Assigning property value is a finding of fact. Hertz v. Hertz, 304 Minn. 144, 145, 229 N.W.2d 42, 44 (1975). An appellate court will not reverse a district court’s valuation of an asset unless it is “clearly erroneous on the record as a whole.” Id. (citations omitted); see also March v. March, 435 N.W.2d 569, 572 (Minn. App. 1989) (stating that assigning a value to an asset is a question of fact, not to be set aside unless “clearly erroneous”). An appellate court does not require the district court to be exact in its valuation of assets; “it is only necessary that the value arrived at lies within a reasonable range of figures.” Johnson v. Johnson, 277 N.W.2d 208, 211 (Minn. 1979) (citing Hertz, 304 Minn. at 145, 229 N.W.2d at 44).

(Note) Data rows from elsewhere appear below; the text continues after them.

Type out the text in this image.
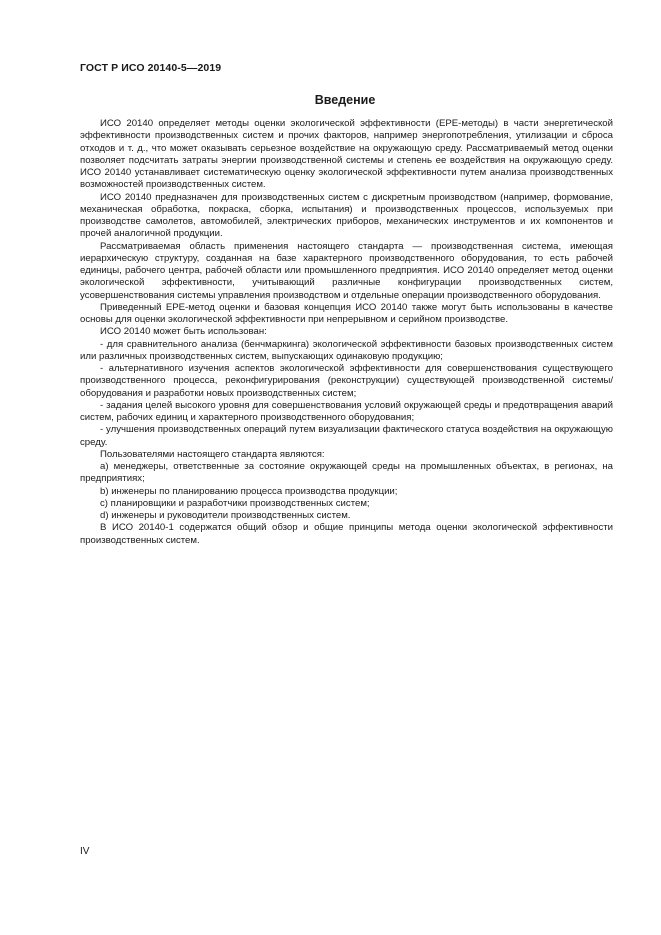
ГОСТ Р ИСО 20140-5—2019
Введение

ИСО 20140 определяет методы оценки экологической эффективности (EPE-методы) в части энергетической эффективности производственных систем и прочих факторов, например энергопотребления, утилизации и сброса отходов и т. д., что может оказывать серьезное воздействие на окружающую среду. Рассматриваемый метод оценки позволяет подсчитать затраты энергии производственной системы и степень ее воздействия на окружающую среду. ИСО 20140 устанавливает систематическую оценку экологической эффективности путем анализа производственных возможностей производственных систем.

ИСО 20140 предназначен для производственных систем с дискретным производством (например, формование, механическая обработка, покраска, сборка, испытания) и производственных процессов, используемых при производстве самолетов, автомобилей, электрических приборов, механических инструментов и их компонентов и прочей аналогичной продукции.

Рассматриваемая область применения настоящего стандарта — производственная система, имеющая иерархическую структуру, созданная на базе характерного производственного оборудования, то есть рабочей единицы, рабочего центра, рабочей области или промышленного предприятия. ИСО 20140 определяет метод оценки экологической эффективности, учитывающий различные конфигурации производственных систем, усовершенствования системы управления производством и отдельные операции производственного оборудования.

Приведенный EPE-метод оценки и базовая концепция ИСО 20140 также могут быть использованы в качестве основы для оценки экологической эффективности при непрерывном и серийном производстве.

ИСО 20140 может быть использован:

- для сравнительного анализа (бенчмаркинга) экологической эффективности базовых производственных систем или различных производственных систем, выпускающих одинаковую продукцию;

- альтернативного изучения аспектов экологической эффективности для совершенствования существующего производственного процесса, реконфигурирования (реконструкции) существующей производственной системы/оборудования и разработки новых производственных систем;

- задания целей высокого уровня для совершенствования условий окружающей среды и предотвращения аварий систем, рабочих единиц и характерного производственного оборудования;

- улучшения производственных операций путем визуализации фактического статуса воздействия на окружающую среду.

Пользователями настоящего стандарта являются:

a) менеджеры, ответственные за состояние окружающей среды на промышленных объектах, в регионах, на предприятиях;

b) инженеры по планированию процесса производства продукции;

c) планировщики и разработчики производственных систем;

d) инженеры и руководители производственных систем.

В ИСО 20140-1 содержатся общий обзор и общие принципы метода оценки экологической эффективности производственных систем.

IV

The district court’s valuation is acceptable. In what was presumably an effort to achieve parity, the district court adopted the property-tax valuation for both the Waseca homestead and the Edina condominium. We note that this was done in the context of the overall property division. We do not consider the difference between the appraisal and the property tax valuation of the Waseca homestead to be so unreasonable as to be clearly erroneous.
In her brief, wife also requests that appellant be ordered to pay her attorney fees incident to this appeal because of her lack of resources and because husband has asserted frivolous arguments. “A party seeking attorneys’ fees on appeal shall submit such a request by motion under Rule 127.” Minn. R. Civ. App. P. 139.06, subd. 1. Because she failed to file a Rule 127 motion for attorneys’ fees on appeal, we must deny her request. See In re Marriage of Crockarell, 631 N.W.2d 829, 837 (Minn. App. 2001), review denied (Minn. Oct. 16, 2001).